Here are some questions that have been pulling my earlobes: Do we make a role or do we take a role? Do we make a grade or do we take a grade? Do we make love or do we take love? Are we processors or are we distributors? How many times have I heard a friend, family member, or a stranger say, “I can’t because (fill in the blank with an externally imposed rule).” What I am saying is: to what degree do we define ourselves and how much of our identity do we hand over to be shaped and defined elsewhere? What is the ratio? I AM my work. Oh really? I AM my ethnicity. Oh, really? I AM my religion. Is that right? I AM the middle child. Hmm, I see. I AM an ‘A’ student. I AM a failure. I AM the fat girl, the ugly girl, the pretty girl, the skinny girl, the problem child, the racial minority, the criminal, the prostitute, the trouble-maker, the elite…I am the rule-maker, I am the boss, I am the subordinate, I am the I am the I am the….SCREEEEECH. Will everyone shut the hell up and let me think? Context makes noise and another context makes different noises.
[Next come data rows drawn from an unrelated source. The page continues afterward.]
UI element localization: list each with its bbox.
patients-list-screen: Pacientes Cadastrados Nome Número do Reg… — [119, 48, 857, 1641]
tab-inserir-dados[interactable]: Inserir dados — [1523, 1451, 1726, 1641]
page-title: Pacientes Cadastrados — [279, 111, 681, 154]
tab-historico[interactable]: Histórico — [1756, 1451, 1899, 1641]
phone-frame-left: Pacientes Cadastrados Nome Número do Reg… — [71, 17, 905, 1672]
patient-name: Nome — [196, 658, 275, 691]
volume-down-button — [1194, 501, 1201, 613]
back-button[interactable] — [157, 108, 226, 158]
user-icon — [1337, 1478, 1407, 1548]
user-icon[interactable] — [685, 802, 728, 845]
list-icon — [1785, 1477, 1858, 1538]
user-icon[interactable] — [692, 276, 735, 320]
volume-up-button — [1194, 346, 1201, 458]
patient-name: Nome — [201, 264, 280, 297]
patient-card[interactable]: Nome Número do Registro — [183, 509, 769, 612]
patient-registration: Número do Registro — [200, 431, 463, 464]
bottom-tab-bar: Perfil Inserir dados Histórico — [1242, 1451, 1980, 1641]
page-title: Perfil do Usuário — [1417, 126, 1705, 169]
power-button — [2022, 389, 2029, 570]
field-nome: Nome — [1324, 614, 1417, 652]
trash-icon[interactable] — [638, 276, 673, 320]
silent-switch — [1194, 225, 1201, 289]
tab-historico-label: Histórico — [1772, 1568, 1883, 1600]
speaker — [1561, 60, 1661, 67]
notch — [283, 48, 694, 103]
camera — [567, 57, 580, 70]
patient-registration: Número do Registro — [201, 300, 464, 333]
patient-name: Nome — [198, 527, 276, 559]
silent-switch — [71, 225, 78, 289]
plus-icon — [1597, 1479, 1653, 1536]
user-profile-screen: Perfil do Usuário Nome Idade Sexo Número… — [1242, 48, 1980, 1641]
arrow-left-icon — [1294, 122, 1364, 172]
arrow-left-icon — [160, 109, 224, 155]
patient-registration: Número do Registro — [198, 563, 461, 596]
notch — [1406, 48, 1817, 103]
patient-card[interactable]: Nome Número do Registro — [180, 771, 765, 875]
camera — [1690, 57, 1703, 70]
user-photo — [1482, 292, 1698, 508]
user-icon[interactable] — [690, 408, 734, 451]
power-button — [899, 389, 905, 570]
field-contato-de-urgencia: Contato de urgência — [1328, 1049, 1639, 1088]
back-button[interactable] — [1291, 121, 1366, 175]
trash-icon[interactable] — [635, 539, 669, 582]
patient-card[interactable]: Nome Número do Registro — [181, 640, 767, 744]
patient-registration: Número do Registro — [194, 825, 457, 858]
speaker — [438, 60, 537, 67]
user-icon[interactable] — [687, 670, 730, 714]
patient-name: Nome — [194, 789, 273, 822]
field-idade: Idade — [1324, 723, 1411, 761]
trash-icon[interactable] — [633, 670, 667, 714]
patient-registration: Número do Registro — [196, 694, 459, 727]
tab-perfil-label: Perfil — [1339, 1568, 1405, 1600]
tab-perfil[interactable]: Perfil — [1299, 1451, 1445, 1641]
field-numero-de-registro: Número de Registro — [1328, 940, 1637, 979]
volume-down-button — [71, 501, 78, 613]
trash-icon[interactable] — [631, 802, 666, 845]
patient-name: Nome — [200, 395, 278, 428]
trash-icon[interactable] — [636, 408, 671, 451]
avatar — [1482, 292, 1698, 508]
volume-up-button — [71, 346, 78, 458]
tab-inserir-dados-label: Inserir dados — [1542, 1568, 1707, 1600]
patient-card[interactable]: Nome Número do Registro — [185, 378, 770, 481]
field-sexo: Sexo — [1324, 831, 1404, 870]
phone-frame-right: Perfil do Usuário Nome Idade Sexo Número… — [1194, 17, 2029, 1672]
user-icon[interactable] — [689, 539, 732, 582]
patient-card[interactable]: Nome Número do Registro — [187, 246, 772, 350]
Nan mentioned this when we talked; she mentioned that in Japan the culture is different, the rules are different, the people are different and as a result she finds space to reconsider herself (Self). Therefore, having changed the back-drop by migrating to a new country and culture, Nan finds the freedom to begin defining herself.
Now you might imagine how excited I was to discover Danica Dakic’s new exhibit, through which she asks, “What is freedom? Can being uprooted also be seen as an opportunity and not merely as estrangement? What does it mean to lose one’s language and the ability to express oneself in new surroundings? Which roles are imposed on us?”
Indeed! Which roles ARE imposed on us and which roles do we choose to internalize? The more I reflect on these questions the stronger my conviction that we are each responsible to live creative lives. We can write or be written, we can sing or be sung, we can make our role or we can take our role, but it is in the making that we access and employ our own agency rather than passively bobbing along the party line. Think about the word authority.
AUTHORity. I prefer to be my own author. Yes, of course, there is a terrific element of the haphazard (as Alain de Bottom has said) in this life…but there is also a hell of a lot more space for radical self-transformation than we allow ourselves to inhabit and creatively engage. I’m not talking about painting, dancing, sculpting, and so on exclusively…not necessarily simply making stuff but actually making self, creating self, by whatever means suits you. Perhaps it is banking, surfing, running, reading, reflecting, building stuff, performing guerilla theatre…Let me know, I’m interested…because I LOVE radical self-transformation…it’s brilliant, dynamic, and inspiring.
And so, Dakic uses theatre, photography, video and such to strip away context, insert new context, and explore the changes that this brings. For example, “The protagonists, detached by the setting from their social, legal, medical, and cultural profiles, take to the stage with their desires, dreams, and fantasies. As actors and audience, they perform and reinvent themselves at the same time. […] They protect, create distance, and enable the performers to present the “I as an ‘other’” for the duration of the play” (http://foundation.generali.at/index.php?id=ausstellungen&L=1).
What will happen if you detach yourself from your social, legal, medical, and cultural profiles? How about your ethnic, religious, or political profiles? What will you find beneath the din of all that set dressing? As we delve into that practice of undoing…what do we find?
I have to figure out a way to get to Vienna before May 16th –the day the exhibition closes. Who is up for a jaunt to Austria?